Other provinces like Alberta, Manitoba and Nova Scotia also see hikes in hiring.
Job seekers in Quebec remain upbeat as employment rates have been shooting up steadily over the last 3 months and according to the statistics, nearly 66,000 people were hired the last 90 days. This puts the unemployment rate for Quebec at 4.5, its lowest since Statistics Canada first became available in 1976. A significant chunk of the jobs went to the youth aged between 15 and 24, indicating that students are readily getting part-time jobs.
What does this low unemployment rate spell for aspiring immigrants?
This means, in simpler terms, there are more jobs and vacancies to choose from in a certain region, putting pressure on the employers to both lure and retain their talents. This period right now can be termed a “job-seekers market”.If you are thinking this is just a temporary thing, think again. By 2030, as much as 9 million baby boomers are charted to retire. That’s almost ¼ th of Canada’s entire population. And who would Canada set its eyes upon to sustain its economic situation then? The answer is quite simply, more immigrants.As mentioned in an earlier blog, Canada’s Immigration Minister Marco Banderas is behind the notion that 80-100 % of Canada’s population growth is slated to come from immigration and needless to say, foreigners are going to take center stage.While the rest of the country didn’t see any major changes, the employment rates are picking up in the provinces of Manitoba, Alberta and Nova Scotia.

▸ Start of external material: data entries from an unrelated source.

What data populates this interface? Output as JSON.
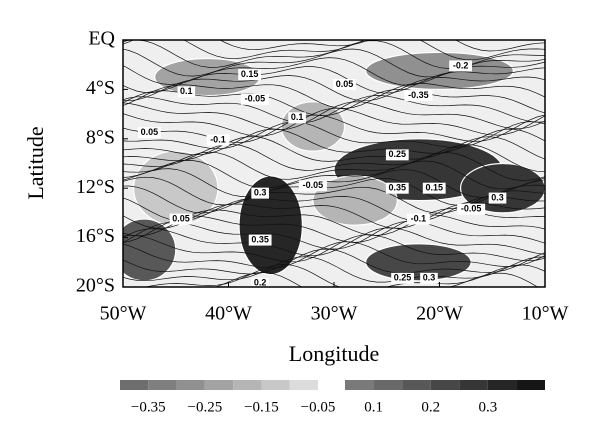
{
  "chart_data": {
    "type": "contour",
    "xlabel": "Longitude",
    "ylabel": "Latitude",
    "xlim": [
      -50,
      -10
    ],
    "xticks": [
      {
        "value": -50,
        "label": "50°W"
      },
      {
        "value": -40,
        "label": "40°W"
      },
      {
        "value": -30,
        "label": "30°W"
      },
      {
        "value": -20,
        "label": "20°W"
      },
      {
        "value": -10,
        "label": "10°W"
      }
    ],
    "ylim": [
      -20,
      0
    ],
    "yticks": [
      {
        "value": 0,
        "label": "EQ"
      },
      {
        "value": -4,
        "label": "4°S"
      },
      {
        "value": -8,
        "label": "8°S"
      },
      {
        "value": -12,
        "label": "12°S"
      },
      {
        "value": -16,
        "label": "16°S"
      },
      {
        "value": -20,
        "label": "20°S"
      }
    ],
    "colorbar_neg": {
      "bounds": [
        -0.4,
        -0.35,
        -0.3,
        -0.25,
        -0.2,
        -0.15,
        -0.1,
        -0.05
      ],
      "colors": [
        "#6e6e6e",
        "#7f7f7f",
        "#909090",
        "#a3a3a3",
        "#b5b5b5",
        "#c8c8c8",
        "#dcdcdc"
      ],
      "ticks": [
        {
          "value": -0.35,
          "label": "−0.35"
        },
        {
          "value": -0.25,
          "label": "−0.25"
        },
        {
          "value": -0.15,
          "label": "−0.15"
        },
        {
          "value": -0.05,
          "label": "−0.05"
        }
      ]
    },
    "colorbar_pos": {
      "bounds": [
        0.05,
        0.1,
        0.15,
        0.2,
        0.25,
        0.3,
        0.35,
        0.4
      ],
      "colors": [
        "#7a7a7a",
        "#696969",
        "#585858",
        "#474747",
        "#363636",
        "#262626",
        "#161616"
      ],
      "ticks": [
        0.1,
        0.2,
        0.3
      ]
    },
    "regions": [
      {
        "lon": -22,
        "lat": -10.5,
        "rx": 8,
        "ry": 2.5,
        "level": 0.3
      },
      {
        "lon": -14,
        "lat": -12,
        "rx": 4,
        "ry": 2,
        "level": 0.3
      },
      {
        "lon": -36,
        "lat": -15,
        "rx": 3,
        "ry": 4,
        "level": 0.35
      },
      {
        "lon": -22,
        "lat": -18,
        "rx": 5,
        "ry": 1.5,
        "level": 0.25
      },
      {
        "lon": -48,
        "lat": -17,
        "rx": 3,
        "ry": 2.5,
        "level": 0.2
      },
      {
        "lon": -20,
        "lat": -2.5,
        "rx": 7,
        "ry": 1.5,
        "level": -0.25
      },
      {
        "lon": -42,
        "lat": -3,
        "rx": 5,
        "ry": 1.5,
        "level": -0.2
      },
      {
        "lon": -32,
        "lat": -7,
        "rx": 3,
        "ry": 2,
        "level": -0.15
      },
      {
        "lon": -45,
        "lat": -12,
        "rx": 4,
        "ry": 3,
        "level": -0.1
      },
      {
        "lon": -28,
        "lat": -13,
        "rx": 4,
        "ry": 2,
        "level": -0.15
      }
    ],
    "contour_labels": [
      {
        "lon": -44,
        "lat": -4.2,
        "value": 0.1
      },
      {
        "lon": -38,
        "lat": -2.8,
        "value": 0.15
      },
      {
        "lon": -47.5,
        "lat": -7.5,
        "value": 0.05
      },
      {
        "lon": -41,
        "lat": -8.1,
        "value": -0.1
      },
      {
        "lon": -37.5,
        "lat": -4.8,
        "value": -0.05
      },
      {
        "lon": -33.5,
        "lat": -6.3,
        "value": 0.1
      },
      {
        "lon": -29,
        "lat": -3.6,
        "value": 0.05
      },
      {
        "lon": -22,
        "lat": -4.5,
        "value": -0.35
      },
      {
        "lon": -24,
        "lat": -9.3,
        "value": 0.25
      },
      {
        "lon": -24,
        "lat": -12,
        "value": 0.35
      },
      {
        "lon": -20.5,
        "lat": -12,
        "value": 0.15
      },
      {
        "lon": -14.5,
        "lat": -12.8,
        "value": 0.3
      },
      {
        "lon": -37,
        "lat": -12.4,
        "value": 0.3
      },
      {
        "lon": -37,
        "lat": -16.2,
        "value": 0.35
      },
      {
        "lon": -37,
        "lat": -19.7,
        "value": 0.2
      },
      {
        "lon": -23.5,
        "lat": -19.3,
        "value": 0.25
      },
      {
        "lon": -21,
        "lat": -19.3,
        "value": 0.3
      },
      {
        "lon": -32,
        "lat": -11.8,
        "value": -0.05
      },
      {
        "lon": -44.5,
        "lat": -14.5,
        "value": 0.05
      },
      {
        "lon": -22,
        "lat": -14.5,
        "value": -0.1
      },
      {
        "lon": -17,
        "lat": -13.7,
        "value": -0.05
      },
      {
        "lon": -18,
        "lat": -2.1,
        "value": -0.2
      }
    ]
  }
}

A whooping 11,000 jobs were filled last month in Alberta, while the figure was 3,700 in Nova Scotia and 3,500 in Manitoba.
New Brunswick’s employment rate remained mostly unchanged last month, and unemployment somehow fell to 6.9 percent. Other than that British Columbia, Prince Edward Island, Newfoundland and Saskatchewan had little to no change in terms of unemployment.
Factors contributing to economic uncertainty which may affect the coming labor force
By now, every province in Canada is gearing up for a potential outbreak of the coronavirus and this has steepened the economic uncertainty in Canada and abroad. Unsurprisingly, the IT sector hasn’t been affected much thanks in part to its work being alternatively accomplished through remote work (work from home option).To alleviate significant impacts on the Canadian economy, the Bank of Canada even cut its overnight interest rate.Oil-rich provinces such as Alberta are likely to face the heat of the global oil price crash due to ongoing price wars between the major suppliers mainly Saudi Arabia.
Putting all these factors together, some unemployment strain is to be expected in the coming months.